With the Carlyle Group taking CommScope private, Cramer needs a new name for his Mad Money Mobile Internet Index. Who’s the lucky winner? Motricity. Here’s why.
The index, Cramer’s measure of the smartphone revolution, comprises four broad groups, namely the phone makers themselves, infrastructure and delivery, chipmakers and the software and content plays. So far the semiconductors have gained the most, adding an average of 56 percent, but Cramer thinks the most potential going forward will come from software and content.
Hence his pick of Motricity , whose mobile data platform powers the Web services of AT&T , Verizon , Sprint Nextel and T-Mobile. Basically, the company’s platform provides Internet access for users of what Cramer calls “dumb phones,” or those handsets that lack the browsers seen on smartphones. But MOTR also helps carriers manage Web traffic, optimize websites for small phone screens and capture online advertising dollars be aggregating information from social-networking sites and application stores for their subscribers.

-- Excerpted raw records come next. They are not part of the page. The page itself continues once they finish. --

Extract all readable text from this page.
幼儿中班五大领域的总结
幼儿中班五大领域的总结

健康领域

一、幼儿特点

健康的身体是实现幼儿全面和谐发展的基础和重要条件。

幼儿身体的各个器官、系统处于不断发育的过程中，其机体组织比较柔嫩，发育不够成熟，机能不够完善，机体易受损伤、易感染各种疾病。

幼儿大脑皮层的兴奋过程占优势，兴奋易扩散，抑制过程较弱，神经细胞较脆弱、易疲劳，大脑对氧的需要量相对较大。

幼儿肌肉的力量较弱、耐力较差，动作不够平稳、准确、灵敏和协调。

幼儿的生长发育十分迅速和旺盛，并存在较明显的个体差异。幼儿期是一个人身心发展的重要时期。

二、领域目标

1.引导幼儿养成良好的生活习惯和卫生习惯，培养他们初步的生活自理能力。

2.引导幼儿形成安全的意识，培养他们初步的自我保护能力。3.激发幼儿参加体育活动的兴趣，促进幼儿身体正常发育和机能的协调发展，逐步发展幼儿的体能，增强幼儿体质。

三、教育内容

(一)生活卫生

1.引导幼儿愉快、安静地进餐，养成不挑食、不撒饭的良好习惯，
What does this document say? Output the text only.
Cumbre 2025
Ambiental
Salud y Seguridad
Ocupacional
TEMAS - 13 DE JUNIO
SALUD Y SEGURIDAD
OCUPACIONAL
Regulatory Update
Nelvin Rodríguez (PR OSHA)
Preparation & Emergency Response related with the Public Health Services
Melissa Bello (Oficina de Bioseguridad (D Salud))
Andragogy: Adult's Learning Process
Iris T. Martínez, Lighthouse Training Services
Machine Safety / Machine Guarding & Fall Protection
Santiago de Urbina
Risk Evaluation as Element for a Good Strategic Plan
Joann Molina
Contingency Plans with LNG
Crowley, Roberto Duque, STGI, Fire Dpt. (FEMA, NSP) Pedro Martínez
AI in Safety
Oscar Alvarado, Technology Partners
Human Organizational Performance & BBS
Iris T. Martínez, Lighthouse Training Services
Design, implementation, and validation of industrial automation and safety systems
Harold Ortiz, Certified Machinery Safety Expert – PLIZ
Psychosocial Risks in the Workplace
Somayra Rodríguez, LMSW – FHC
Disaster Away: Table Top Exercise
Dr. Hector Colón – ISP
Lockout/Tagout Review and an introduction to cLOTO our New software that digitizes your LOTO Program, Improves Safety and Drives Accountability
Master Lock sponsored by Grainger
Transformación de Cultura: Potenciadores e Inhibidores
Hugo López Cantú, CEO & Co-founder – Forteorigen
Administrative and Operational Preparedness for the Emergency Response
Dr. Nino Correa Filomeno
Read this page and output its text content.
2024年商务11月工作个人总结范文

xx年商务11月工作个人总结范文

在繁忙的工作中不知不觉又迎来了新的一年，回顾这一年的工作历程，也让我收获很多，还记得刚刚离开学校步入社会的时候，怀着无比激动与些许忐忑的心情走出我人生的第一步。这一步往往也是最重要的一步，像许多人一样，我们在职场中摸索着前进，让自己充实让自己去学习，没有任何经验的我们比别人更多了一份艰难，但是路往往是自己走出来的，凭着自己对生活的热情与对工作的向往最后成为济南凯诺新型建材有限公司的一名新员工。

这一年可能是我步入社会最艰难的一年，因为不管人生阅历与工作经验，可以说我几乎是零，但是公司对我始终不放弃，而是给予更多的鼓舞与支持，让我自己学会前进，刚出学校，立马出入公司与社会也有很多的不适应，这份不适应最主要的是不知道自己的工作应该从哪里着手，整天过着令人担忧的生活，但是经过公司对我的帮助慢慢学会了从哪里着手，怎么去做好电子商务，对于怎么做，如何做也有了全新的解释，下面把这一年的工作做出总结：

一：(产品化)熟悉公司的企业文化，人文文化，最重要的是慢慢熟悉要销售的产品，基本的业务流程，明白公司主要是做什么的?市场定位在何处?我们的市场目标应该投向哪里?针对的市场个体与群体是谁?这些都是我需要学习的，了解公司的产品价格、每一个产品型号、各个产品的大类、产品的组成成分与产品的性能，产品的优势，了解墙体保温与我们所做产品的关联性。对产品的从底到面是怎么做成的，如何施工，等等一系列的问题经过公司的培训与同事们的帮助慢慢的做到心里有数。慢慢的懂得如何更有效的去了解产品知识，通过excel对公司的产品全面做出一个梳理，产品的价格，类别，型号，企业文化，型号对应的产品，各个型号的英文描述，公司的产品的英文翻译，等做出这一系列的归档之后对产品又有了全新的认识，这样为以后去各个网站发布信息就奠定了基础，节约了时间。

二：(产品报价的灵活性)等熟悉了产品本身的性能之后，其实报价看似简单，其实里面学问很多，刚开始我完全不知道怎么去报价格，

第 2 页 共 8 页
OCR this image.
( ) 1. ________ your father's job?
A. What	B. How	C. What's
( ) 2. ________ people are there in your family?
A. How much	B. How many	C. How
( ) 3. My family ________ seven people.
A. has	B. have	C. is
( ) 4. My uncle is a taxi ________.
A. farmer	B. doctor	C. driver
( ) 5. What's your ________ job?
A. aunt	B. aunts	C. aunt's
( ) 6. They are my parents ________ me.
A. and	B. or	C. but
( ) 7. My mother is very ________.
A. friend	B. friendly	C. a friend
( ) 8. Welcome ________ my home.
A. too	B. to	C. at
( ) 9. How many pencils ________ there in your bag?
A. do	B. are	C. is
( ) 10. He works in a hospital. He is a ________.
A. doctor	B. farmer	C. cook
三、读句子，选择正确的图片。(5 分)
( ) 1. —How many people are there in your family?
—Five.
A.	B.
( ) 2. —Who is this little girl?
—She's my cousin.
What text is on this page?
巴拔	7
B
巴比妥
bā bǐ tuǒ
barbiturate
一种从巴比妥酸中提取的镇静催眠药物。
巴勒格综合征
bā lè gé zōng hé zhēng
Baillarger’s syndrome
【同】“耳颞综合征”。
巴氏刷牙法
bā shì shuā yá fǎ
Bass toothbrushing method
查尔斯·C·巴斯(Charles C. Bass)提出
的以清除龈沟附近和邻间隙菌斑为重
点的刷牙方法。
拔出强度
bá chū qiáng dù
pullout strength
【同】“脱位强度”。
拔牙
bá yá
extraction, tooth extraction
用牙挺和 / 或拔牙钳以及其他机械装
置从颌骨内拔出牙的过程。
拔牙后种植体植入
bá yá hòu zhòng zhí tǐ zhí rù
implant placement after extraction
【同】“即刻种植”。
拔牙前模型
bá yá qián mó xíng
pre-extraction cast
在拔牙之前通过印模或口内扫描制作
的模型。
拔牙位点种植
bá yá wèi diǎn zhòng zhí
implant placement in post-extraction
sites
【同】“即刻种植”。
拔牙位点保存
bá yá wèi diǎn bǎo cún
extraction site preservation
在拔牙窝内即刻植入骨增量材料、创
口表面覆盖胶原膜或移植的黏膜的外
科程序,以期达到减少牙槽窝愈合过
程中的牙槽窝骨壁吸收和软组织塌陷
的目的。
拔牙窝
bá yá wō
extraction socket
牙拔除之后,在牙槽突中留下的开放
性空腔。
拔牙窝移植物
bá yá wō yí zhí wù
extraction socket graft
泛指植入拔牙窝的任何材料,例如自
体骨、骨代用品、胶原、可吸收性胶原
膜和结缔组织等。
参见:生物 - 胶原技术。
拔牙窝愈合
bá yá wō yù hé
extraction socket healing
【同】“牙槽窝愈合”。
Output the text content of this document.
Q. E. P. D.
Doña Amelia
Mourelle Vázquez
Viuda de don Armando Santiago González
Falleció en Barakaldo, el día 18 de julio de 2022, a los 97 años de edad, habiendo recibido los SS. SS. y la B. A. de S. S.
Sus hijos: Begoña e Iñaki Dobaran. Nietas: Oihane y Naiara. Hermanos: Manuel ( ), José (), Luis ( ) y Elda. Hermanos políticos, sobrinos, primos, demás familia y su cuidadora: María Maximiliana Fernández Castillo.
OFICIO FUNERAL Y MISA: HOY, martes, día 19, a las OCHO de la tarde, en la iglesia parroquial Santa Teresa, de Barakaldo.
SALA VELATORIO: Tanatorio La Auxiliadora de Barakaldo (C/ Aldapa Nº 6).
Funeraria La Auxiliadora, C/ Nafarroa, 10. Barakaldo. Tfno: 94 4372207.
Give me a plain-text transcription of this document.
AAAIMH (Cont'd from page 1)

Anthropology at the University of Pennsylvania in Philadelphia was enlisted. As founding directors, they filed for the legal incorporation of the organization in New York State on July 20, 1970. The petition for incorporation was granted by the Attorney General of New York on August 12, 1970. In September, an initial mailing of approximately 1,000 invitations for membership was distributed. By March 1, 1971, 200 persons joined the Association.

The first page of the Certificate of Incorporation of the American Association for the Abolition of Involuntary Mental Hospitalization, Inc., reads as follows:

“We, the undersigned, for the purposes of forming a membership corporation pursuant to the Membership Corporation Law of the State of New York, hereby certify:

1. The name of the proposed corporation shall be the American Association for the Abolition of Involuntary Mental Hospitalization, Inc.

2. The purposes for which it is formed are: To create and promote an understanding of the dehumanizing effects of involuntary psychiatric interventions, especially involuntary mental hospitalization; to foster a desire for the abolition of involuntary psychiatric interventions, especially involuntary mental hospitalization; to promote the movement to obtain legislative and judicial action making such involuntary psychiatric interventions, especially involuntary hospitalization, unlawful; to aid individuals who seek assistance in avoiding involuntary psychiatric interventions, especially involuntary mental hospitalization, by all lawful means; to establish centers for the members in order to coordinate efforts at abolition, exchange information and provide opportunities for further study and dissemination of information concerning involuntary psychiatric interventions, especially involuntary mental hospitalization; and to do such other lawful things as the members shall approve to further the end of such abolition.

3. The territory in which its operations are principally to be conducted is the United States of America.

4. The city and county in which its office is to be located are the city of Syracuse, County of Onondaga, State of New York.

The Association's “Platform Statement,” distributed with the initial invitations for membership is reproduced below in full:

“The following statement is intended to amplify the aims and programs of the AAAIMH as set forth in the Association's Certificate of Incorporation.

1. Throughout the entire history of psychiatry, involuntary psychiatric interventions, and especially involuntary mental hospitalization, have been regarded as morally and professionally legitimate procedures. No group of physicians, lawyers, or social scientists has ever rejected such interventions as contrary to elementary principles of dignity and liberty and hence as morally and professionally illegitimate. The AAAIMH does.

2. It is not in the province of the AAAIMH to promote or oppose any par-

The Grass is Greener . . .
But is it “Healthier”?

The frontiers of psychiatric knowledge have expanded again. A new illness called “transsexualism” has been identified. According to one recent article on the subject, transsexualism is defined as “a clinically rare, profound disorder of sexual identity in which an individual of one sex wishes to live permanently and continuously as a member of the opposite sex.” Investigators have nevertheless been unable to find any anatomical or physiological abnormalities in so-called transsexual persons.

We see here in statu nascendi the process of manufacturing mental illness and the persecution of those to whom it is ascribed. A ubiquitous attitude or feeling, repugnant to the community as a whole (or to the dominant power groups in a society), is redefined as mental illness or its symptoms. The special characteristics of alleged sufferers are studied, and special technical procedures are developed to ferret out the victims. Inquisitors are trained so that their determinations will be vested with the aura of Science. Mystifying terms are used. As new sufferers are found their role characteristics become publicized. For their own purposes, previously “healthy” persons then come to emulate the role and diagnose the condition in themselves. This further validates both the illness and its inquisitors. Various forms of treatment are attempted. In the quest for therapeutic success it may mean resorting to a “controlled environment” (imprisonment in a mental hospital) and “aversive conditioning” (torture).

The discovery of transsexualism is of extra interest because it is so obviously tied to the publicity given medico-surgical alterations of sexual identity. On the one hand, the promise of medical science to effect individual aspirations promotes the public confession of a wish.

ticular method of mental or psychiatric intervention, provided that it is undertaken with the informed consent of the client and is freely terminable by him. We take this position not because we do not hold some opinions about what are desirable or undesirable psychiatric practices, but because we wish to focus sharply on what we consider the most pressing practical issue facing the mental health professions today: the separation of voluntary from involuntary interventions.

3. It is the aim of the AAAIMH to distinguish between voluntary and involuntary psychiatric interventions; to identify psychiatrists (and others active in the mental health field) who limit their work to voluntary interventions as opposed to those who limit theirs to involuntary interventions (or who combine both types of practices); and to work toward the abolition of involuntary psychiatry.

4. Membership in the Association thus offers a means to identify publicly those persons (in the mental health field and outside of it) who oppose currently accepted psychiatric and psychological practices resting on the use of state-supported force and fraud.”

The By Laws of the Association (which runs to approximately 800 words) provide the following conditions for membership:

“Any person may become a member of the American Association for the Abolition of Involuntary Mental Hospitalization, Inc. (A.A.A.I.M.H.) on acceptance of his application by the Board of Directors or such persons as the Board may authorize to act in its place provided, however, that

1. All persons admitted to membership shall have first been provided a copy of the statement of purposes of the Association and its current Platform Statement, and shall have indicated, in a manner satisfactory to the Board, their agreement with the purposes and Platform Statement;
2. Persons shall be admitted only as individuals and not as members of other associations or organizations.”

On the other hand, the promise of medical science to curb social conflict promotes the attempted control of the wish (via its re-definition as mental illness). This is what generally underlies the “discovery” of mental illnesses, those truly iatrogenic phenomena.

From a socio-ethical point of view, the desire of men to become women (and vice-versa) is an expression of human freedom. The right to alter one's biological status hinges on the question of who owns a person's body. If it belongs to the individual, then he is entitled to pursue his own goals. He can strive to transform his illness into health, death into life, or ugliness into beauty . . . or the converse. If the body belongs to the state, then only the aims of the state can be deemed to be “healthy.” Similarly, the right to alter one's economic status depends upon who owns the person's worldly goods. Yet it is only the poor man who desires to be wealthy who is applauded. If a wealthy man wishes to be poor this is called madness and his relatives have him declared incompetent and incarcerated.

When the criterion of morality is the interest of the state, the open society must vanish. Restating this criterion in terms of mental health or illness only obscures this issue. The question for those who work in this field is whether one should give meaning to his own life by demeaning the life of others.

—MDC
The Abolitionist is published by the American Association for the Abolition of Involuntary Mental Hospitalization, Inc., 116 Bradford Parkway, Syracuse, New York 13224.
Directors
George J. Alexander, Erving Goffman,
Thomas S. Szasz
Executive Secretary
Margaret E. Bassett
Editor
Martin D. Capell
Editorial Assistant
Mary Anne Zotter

Motricity controls 80 percent of its market and is growing steadily overseas. Still, after the 76-percent jump the stock’s seen just since Cramer first recommended it on Oct. 22, now is not the time to buy. After a move like that, he’s predicting MOTR heads lower before it again pushes higher. The play then is to wait for the share price to dip to between $24 and $25 before starting or adding to a position.
Some may fault Cramer for mentioning the stock at these lofty levels, but he said he wanted viewers to “be ready to buy it into a 5-percent to 10-percent decline for the stock” Or if the company does a secondary, that would give you in “a terrific entry point.”